A Dynamical Systems Perspective on the Analysis of Neural Networks

The paper states that augmented neural ODEs with m ≥ d + q have the universal embedding property with respect to C^k(R^d, R^q) (Theorem 2.6), under a non-parameterized vector field f ∈ C^{0,k} and full-rank affine lift/readout layers, exactly as defined in its architecture section. This directly matches the candidate’s explicit construction: embed x as (x,0,0), run the triangular shear flow (u,v,r) -> (u, v + Ψ(u), r) generated by f(t,(u,v,r)) = (0, Ψ(u), 0), and read out v, yielding Φθ(x) = Ψ(x).
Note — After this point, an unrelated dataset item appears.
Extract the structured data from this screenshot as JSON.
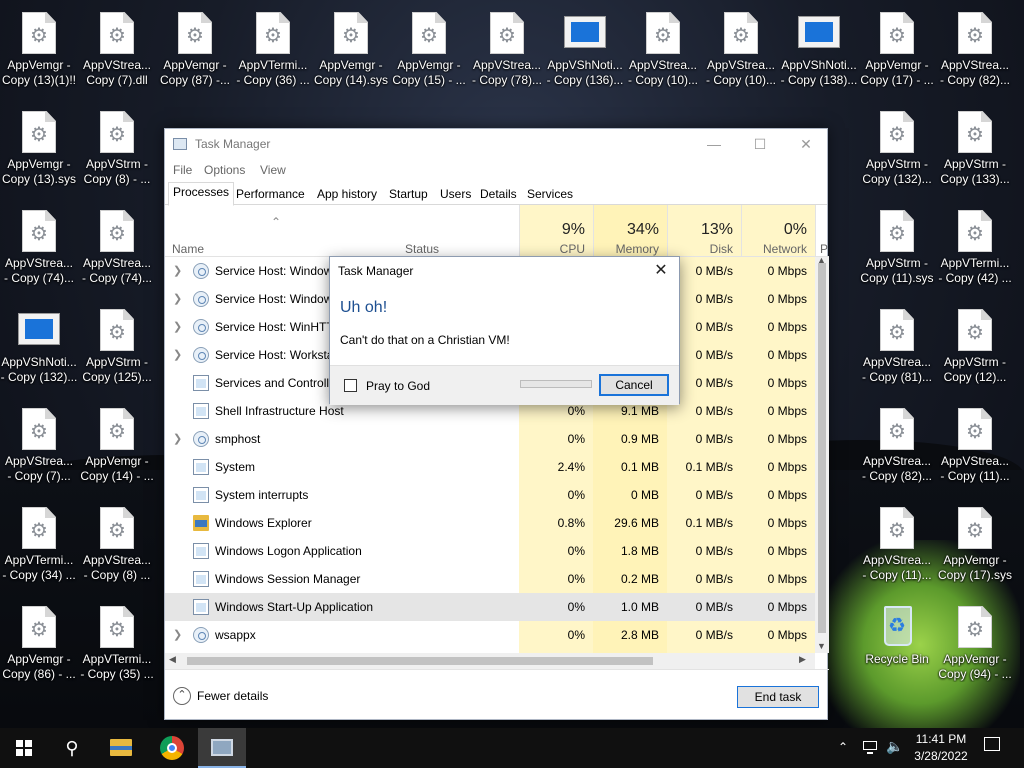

The paper’s result is cited as established in [86], while the candidate gives a concrete shear-flow proof; these are substantially the same idea. Minor formal nuances (k ≥ 0 vs the earlier definition for k ≥ 1) do not affect correctness here, since the special triangular field guarantees global existence and uniqueness even for k=0. Key assumptions (augmentation m ≥ d + q; full-rank lift/readout; f ∈ C^{0,k}) are satisfied in both. Citations: the architecture and lift/readout setup (equations (9)–(10) and non-parameterized f) appear in the paper’s Section 2.2–2.3, and Theorem 2.6 is stated in Section 2.3–2.4.